The above-noted disclosure requirements, often referred to as “comply or explain” rules, however, do not require that companies adopt policies to promote diversity within their company, or that they set specific targets to reach diversity goals. The Capital Markets Modernization Taskforce (the “Taskforce”), charged with reviewing Ontario’s securities regime, has recommended an overhaul of the “comply or explain” system that would require companies listed on Canada’s senior exchange to set diversity targets and provide annual data on their progress. The report also recommends expanding the system beyond gender, to include diversity targets for Black, Indigenous and people of colour (BIPOC). In addition to targets, the Taskforce is recommending term limits for directors and that companies be required to adopt written board nomination policies that specifically address how women and candidates from underrepresented groups are identified.

Similar initiatives have been implemented internationally. In the United Kingdom, the Financial Conduct Authority launched a consultation on proposed rules to enhance diversity disclosure and require listed companies to explain their performance against specified board targets and data on gender and ethnic make up of senior management. In the United States, NASDAQ now requires most listed companies to disclose board level statistics, and have at least two directors from diverse groups, or explain why they do not.

Recent events, globally and locally, caused the lack of diversity on boards and in executive officers to come under increased scrutiny. The conversation has shifted from the “why” to the “how” – how do we actually increase diversity and representation and what steps need to be taken to do so? The Taskforce recommendations go beyond the required disclosure in both NI 58-101 and the CBCA, neither of which require targets to be met. Proponents of term limits and diversity targets argue that it would facilitate representation changes at both the executive and board level, potentially leading to more meaningful diversity changes. These requirements would aim to move Canadian public companies beyond gender diversity and towards a more intentional, intersectional approach to diversity within companies.

In addition to the Taskforce recommendations, the Government of Canada launched the 50-30 Challenge, which invites Canadian organizations to increase the representation and inclusion of diverse groups within their workplace, while highlighting the benefits of giving all Canadians a seat at the table. The 50-30 Challenge aspires to two goals: (i) gender parity (50%) on Canadian boards and senior management; and (ii) significant representation (30%) on Canadian boards and senior management of other under-represented groups: racialized persons including Black Canadians, persons living with disabilities (including invisible and episodic disabilities), Canadians who identify as LGBTQ2, and First Nations, Inuit and Métis peoples as founding peoples of Canada, who are under-represented in positions of economic influence and leadership.

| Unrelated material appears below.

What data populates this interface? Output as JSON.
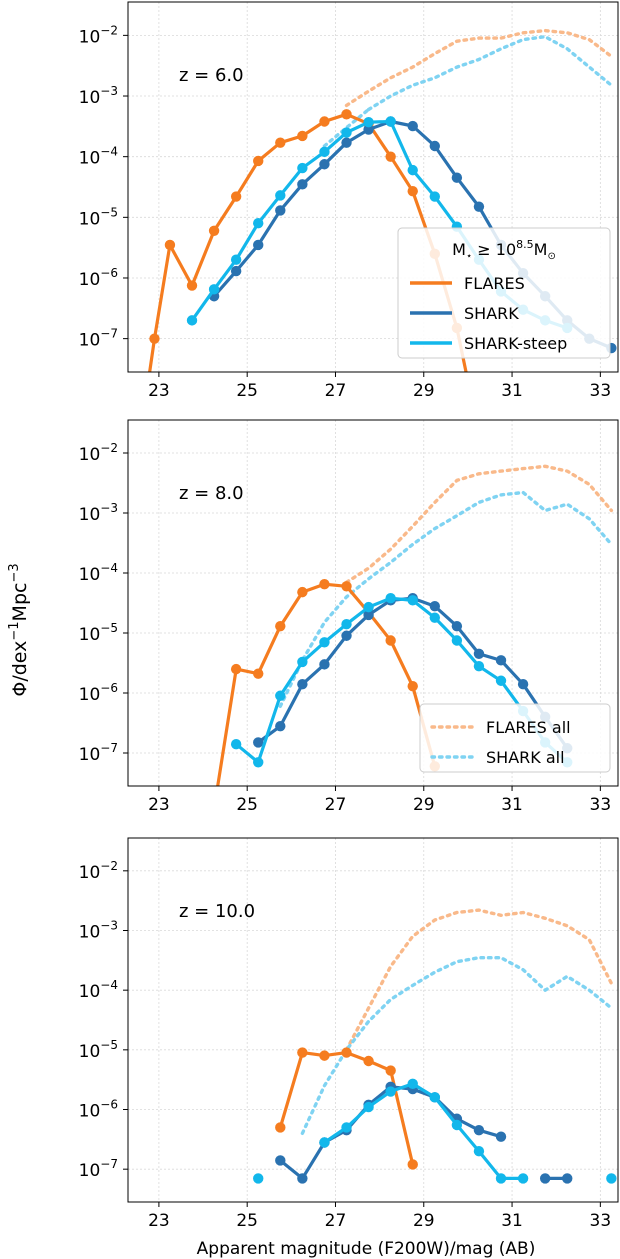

Changes to approaches in diversity are also being made by boards of directors and shareholders of Canadian public companies. Earlier this year, TMX Group Ltd., Canada’s largest stock exchange operator, recommended that its shareholders vote in favour of a resolution on Indigenous inclusion and reconciliation. The original proposal was put forward by an investor advocate, with the final version of that resolution being approved by a near unanimous vote of TMX’s shareholders. The resolution that was approved requires TMX’s board of directors to report to shareholders on TMX’s work to develop internal programs and policies that foster equity and inclusion for Indigenous employees and govern its relationships with Indigenous communities.

Although significant challenges to addressing diversity in Canada’s capital markets remain, including challenges relating to disclosure requirements, inconsistency in diversity requirements across provinces, and identifying appropriate and attainable targets, we anticipate that regulators will begin to require Canadian public companies to start showing additional action in these areas.